Last week I got another one, this one proclaiming that no less a degenerate than Larry Flint was a supporter of “Crazy Clint Curtis,” and wouldn’t it be awful if this man were elected to Congress. It offered a few quotes from a Hustler article about Curtis, and invited the reader to the website www.crazyclintcurtis.com for more information.

For some reason, this time I looked closer at the mailer, and saw, “Paid for by Tom Feeney” at the top. I (like a fool) visited the website, but never made it past the front page. It did, however, make me get off my duff and start looking into the challenger.

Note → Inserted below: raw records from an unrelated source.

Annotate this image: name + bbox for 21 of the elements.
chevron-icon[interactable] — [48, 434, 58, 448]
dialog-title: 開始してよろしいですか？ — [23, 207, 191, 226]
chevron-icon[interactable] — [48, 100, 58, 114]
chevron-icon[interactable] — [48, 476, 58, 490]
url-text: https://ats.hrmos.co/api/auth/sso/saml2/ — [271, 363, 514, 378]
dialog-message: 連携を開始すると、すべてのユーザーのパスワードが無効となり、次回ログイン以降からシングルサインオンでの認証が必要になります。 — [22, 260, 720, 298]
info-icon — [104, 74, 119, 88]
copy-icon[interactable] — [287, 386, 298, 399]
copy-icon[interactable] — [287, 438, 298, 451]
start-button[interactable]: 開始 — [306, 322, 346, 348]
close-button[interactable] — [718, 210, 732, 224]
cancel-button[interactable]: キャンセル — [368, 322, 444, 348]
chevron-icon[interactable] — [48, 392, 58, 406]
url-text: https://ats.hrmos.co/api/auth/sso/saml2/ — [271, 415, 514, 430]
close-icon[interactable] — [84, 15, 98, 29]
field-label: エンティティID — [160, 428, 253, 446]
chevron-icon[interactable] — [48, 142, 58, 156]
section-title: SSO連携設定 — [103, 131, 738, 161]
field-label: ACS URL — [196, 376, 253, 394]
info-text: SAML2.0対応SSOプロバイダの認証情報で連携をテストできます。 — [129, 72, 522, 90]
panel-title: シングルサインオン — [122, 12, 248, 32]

Now it appears that Mr. Curtis may, in fact, be nuttier than a fruitcake. But this ad campaign is just very, very distasteful to me. Feeney will win the election, probably against anyone the local Democrats could throw at him, so there’s no need to stoop to this level. Curtis seems to be running a one-note campaign; Tom Feeney tried to rig the 2004 election, and he’s an evil man. It would be very easy in Feeney’s position to simply say that Curtis is wrong, and grossly unqualified to be a Representative and that would be that. I just think this is very low.

I was planning on voting against Feeney. This just solidified my resolve. On the other hand, I don’t think I can bring myself to vote for Curtis, there are no other candidates on the ballot, and there’s no blank for a write-in. So I’m not sure what I’m going to do, but I certainly will not be voting for Feeney.